Abstract
Primary hyperparathyroidism (PHPT) has been considered a cause of insulin resistance (IR) and impaired glucose metabolism. However, there are conflicting results related with the recovery of insulin resistance in patients with PHPT following curative parathyroidectomy. Our aim is to evaluate the effects of curative parathyroidectomy on IR in patients with PHPT. This is a prospective interventional study. Twenty-one consecutive patients with symptomatic PHPT were included into the study. All patients underwent parathyroidectomy. Fasting serum glucose, calcium, phosphorous, parathormone, plasma insulin, and vitamin D levels were measured both at baseline and 2 months after parathyroidectomy. Insulin resistance was calculated by homeostasis of model assessment-insulin resistance (HOMA-IR). Two months after curative parathyroidectomy, serum levels of calcium (p = 0.001), PTH (p < 0.001), insulin (p = 0.003), and HOMA-IR (p = 0.003) decreased, while phosphorous levels increased (p = 0.001). During this period, no changes were observed at vitamin D and glucose levels. We concluded that curative parathyroidectomy decreases HOMA-IR index in patients with PHPT. Studies with larger population and longer follow-up period are required to confirm our results.

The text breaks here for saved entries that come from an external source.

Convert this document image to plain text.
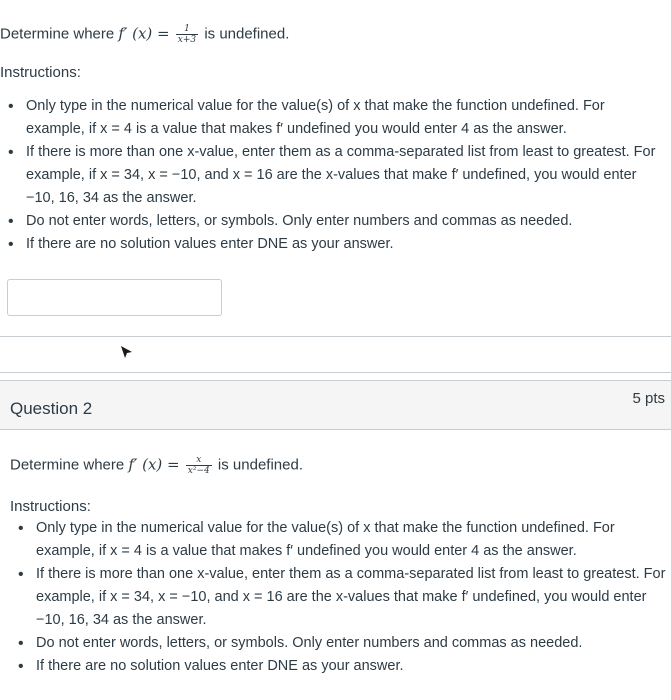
Determine where f′ $(x) = \frac{1}{x+3}$ is undefined.
Instructions:
• Only type in the numerical value for the value(s) of x that make the function undefined. For example, if x = 4 is a value that makes f′ undefined you would enter 4 as the answer.
• If there is more than one x-value, enter them as a comma-separated list from least to greatest. For example, if x = 34, x = −10, and x = 16 are the x-values that make f′ undefined, you would enter −10, 16, 34 as the answer.
• Do not enter words, letters, or symbols. Only enter numbers and commas as needed.
• If there are no solution values enter DNE as your answer.
Question 2
5 pts
Determine where f′ $(x) = \frac{x}{\text{x²−4}}$ is undefined.
Instructions:
• Only type in the numerical value for the value(s) of x that make the function undefined. For example, if x = 4 is a value that makes f′ undefined you would enter 4 as the answer.
• If there is more than one x-value, enter them as a comma-separated list from least to greatest. For example, if x = 34, x = −10, and x = 16 are the x-values that make f′ undefined, you would enter −10, 16, 34 as the answer.
• Do not enter words, letters, or symbols. Only enter numbers and commas as needed.
• If there are no solution values enter DNE as your answer.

Keywords: Primary hyperparathyroidism, Parathyroidectomy, Insulin resistance, Homeostasis of model assessment-insulin resistance
Introduction
It is reported that primary hyperparathyroidism (PHPT) is associated with excess cardiovascular mortality and morbidity [1–3], and parathyroidectomy may restore these risks [4]. In patients with PHPT, impaired glucose tolerance (IGT) and diabetes mellitus (DM) are more frequently seen disorders [5–12] and may contribute to cardiovascular mortality and morbidity. Impaired glucose tolerance and DM prevalence are threefold higher in patients with PHPT, compared to general population [11, 12]. Hypophosphatemia, hypercalcemia, and increased PTH levels are thought to be the cause of altered glucose metabolism and insulin resistance (IR) [13–16]. Although there are numerous reports that PHPT increases IGT and DM prevalences, most of these reports are retrospective, give conflicting results, and show that curative parathyroidectomy has minimal or no effect on IR [17–23]. In literature, a few number of studies with small sample size show that curative parathyroidectomy improves both IR and glucose metabolism [16, 24].
In this prospective study, we aimed at evaluating IR before and 2 months after curative parathyroidectomy in PHPT.
Materials and Methods
This prospective study was conducted in The Departments of Endocrinology, Internal Medicine, and General Surgery of Konya Training and Research Hospital between September 2011 and February 2013.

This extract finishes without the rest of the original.